Larry Postaer

Postaer may have sold your family its first color TV. He wrote the back-cover catalog copy for Sears’ Silvertone TV as a Chicago copywriter in the ’60s, using it as his calling card to join Stern, Walters & Simmons. In 1976, he joined Needham Harper & Steers, working on Dial, Wrigley’s and Bud Light, and in 1981 moved to its L.A. office. He is now ecd and director of creative services at what is now called RPA, the Honda and Acura shop that he and Gerry Rubin have run since 1986. Postaer, 65, says he’s most proud of “the consistency of Honda’s advertising—I’ll take that as my crowning feat.” -Q: What is the greatest difference between working for Honda in 1971 versus today?

A: I used to be able to smoke in presentations, and I can’t anymore.

I’m surprised the Japanese fell for the nonsmoking trend.

As a matter of fact, the president of American Honda many years ago quit smoking one day and never gained a pound and never smoked again—pretty impressive. I say that about smoking because for me it was a tension reliever, and presentations are always somewhat tense, and that was a major adjustment for me personally. That’s somewhat symptomatic of the cleansing of the business, in a way.

Are you a fan of the automobile industry?

No. Honestly, I’m not a car guy. And people at Honda know that, too. We’ve got car guys and car women all over this building, and obviously they [know it], too. I don’t have to be a car guy. I feel that I’m kind of representing the average guy out there. My dad drove cabs, trucks and buses for a living. And I guarantee that he wouldn’t know a carburetor from a percolator. So the copy that crosses my desk, I read it like I’m a guy who’s out looking for a car.

What are the pluses and minuses of having an account as long as you’ve had Honda?

The client has been remarkably stable. The benefit of a long-term account is only there because the clients have been there all the time. That’s an obvious advantage as far as knowing each other, understanding each other’s abilities and taste levels and sensitivities. The downside is the risk of all of us going stale, perhaps like a marriage going stale. In the creative department, I try to accomplish a fresh approach to assignments on a model-year basis by rotating people on specific car assignments.

Since you began in advertising in 1961, what do regard as the golden years?

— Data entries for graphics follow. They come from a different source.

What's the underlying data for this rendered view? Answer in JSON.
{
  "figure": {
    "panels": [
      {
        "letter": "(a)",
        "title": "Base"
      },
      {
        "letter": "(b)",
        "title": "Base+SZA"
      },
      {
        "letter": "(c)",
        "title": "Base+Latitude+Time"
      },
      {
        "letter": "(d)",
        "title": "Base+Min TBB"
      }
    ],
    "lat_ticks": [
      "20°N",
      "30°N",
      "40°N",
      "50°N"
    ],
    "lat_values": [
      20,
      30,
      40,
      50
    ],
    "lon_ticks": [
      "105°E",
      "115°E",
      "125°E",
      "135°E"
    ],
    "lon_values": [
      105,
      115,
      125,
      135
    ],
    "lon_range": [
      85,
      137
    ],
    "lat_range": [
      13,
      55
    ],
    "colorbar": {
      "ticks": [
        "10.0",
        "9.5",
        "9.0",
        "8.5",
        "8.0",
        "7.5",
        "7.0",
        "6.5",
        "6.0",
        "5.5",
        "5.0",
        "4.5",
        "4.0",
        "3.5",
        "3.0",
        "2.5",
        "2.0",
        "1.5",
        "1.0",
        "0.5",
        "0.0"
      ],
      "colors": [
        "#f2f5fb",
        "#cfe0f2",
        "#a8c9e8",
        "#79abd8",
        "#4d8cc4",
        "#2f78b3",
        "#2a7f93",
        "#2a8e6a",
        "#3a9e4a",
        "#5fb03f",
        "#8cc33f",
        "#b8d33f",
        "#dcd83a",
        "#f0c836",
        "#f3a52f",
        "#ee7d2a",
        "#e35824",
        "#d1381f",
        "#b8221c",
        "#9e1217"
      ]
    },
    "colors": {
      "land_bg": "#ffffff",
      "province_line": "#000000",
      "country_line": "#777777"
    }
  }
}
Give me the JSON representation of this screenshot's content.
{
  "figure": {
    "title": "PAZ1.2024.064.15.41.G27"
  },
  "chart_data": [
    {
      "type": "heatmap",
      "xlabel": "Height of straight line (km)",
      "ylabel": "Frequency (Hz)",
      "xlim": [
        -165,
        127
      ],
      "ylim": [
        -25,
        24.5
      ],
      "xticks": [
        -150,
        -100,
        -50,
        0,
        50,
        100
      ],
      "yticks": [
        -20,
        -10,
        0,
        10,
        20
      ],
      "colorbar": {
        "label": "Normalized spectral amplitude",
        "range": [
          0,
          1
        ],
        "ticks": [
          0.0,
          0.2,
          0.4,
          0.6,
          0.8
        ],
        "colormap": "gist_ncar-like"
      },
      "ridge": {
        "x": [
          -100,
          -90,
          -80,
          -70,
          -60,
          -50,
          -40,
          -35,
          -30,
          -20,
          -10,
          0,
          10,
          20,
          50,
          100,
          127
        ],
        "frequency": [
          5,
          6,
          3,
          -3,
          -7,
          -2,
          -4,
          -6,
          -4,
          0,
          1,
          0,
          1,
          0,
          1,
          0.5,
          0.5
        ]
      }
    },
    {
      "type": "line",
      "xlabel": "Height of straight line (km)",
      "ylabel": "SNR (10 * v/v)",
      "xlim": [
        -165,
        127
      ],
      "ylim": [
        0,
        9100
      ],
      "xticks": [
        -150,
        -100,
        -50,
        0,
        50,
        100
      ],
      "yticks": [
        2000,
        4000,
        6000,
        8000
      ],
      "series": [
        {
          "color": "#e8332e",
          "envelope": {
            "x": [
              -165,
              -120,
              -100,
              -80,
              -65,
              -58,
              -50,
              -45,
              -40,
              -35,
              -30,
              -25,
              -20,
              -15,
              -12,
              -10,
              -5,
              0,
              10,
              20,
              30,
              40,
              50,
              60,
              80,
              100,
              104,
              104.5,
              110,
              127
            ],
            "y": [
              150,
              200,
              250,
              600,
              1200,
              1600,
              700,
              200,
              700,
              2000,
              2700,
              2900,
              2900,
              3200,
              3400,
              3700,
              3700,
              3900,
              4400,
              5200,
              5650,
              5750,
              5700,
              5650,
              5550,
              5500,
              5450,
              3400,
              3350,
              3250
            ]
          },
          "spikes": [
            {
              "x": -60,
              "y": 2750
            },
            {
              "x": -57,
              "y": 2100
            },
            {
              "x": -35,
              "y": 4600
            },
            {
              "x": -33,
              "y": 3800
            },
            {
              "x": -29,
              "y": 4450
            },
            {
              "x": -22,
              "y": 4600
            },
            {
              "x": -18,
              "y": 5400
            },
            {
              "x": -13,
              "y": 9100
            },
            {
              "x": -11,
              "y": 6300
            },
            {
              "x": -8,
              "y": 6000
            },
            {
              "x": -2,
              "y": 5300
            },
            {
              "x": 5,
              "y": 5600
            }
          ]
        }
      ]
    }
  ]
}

Most people attribute the sea change to [Doyle Dane Bernbach’s] original Volkswagen campaign. Suddenly, the creative department mattered; ad agencies weren’t a dime a dozen anymore—we were at least two for a quarter. If you look at a copy of Collier’s from 1957, say, most of the ads are absolute crap. Then along came “Think small.” Or “Lemon.” And it was really eye-popping at the time. So suddenly it was, “Let’s do something creative.” And of course, like everybody else, I tried to get a job at DDB. I wrote the same letter I’ve often seen cross my desk now. “I’ve long admired your work. … I loved your Honda work,” and so on. I wrote that same letter to Bill Bernbach a long time ago.

Did you get the job?

No, I didn’t. But I didn’t get laughed at. So it worked out.

How did you get to advertising after studying journalism at University of Missouri?

It was just a fluke of things not going the way I wanted them to, in the sense of running into a lot of nepotism at the Chicago newspapers, even for intern jobs. I just couldn’t get that little toe in the door. And I got down in Mizzou, where you took courses both in news and city desk and running a newspaper, and selling ads and writing ads, literally being given lists of accounts in town and being told to go out and service them. I started to like that side of the world more than the news side.

You must get a kick out of Bud Light now outselling Bud.

I was there at its birth [at Needham in Chicago from 1976-81]. I literally wrote the copy on the front of the label: “Born of natural ingredients …” I was there on the day August Busch chose from among three brews of samples of Bud Light when he told the brewmaster, “This is the one.” I remember he turned to the brewmaster and said, “You wrote down the formula, right?” They sent me out here [to L.A.] in 1981, and the decision on who got Bud Light was going to come in January of 1982. I asked Keith Reinhard, “If it goes our way, I sure want an airplane ticket for the party.” So I get a call. “We just got Bud Light, and the party’s tonight. Get on a plane.” I get on the plane and I realize I don’t even have a jacket. I’m in short sleeves. It’s like 80 out here. I hit Chicago, it’s 20 below. I immediately lost my voice trying to find a cab. I was freezing my ass off. I’ll never forget it. I made the party about 9:30 that night.

You’re structuring to pitch more national business. What are your rules for competing in that space? There’s a loyalty to Honda …

There’s also a compatibility factor on several levels. The people we have, in my department at least, are used to a certain type of advertising and M.O. and bringing in some crazed account that you know ahead of time is wacko—I’m not talking about wacko creative, but a wacko-run company. These videogame companies, for instance, would not be very compatible with how we operate here. There is still a groove you want your agency to be in. It has to do with taste and modus operandi. Gerry says, “Bad clients bring bad people.” And we don’t want bad clients. There are some out there.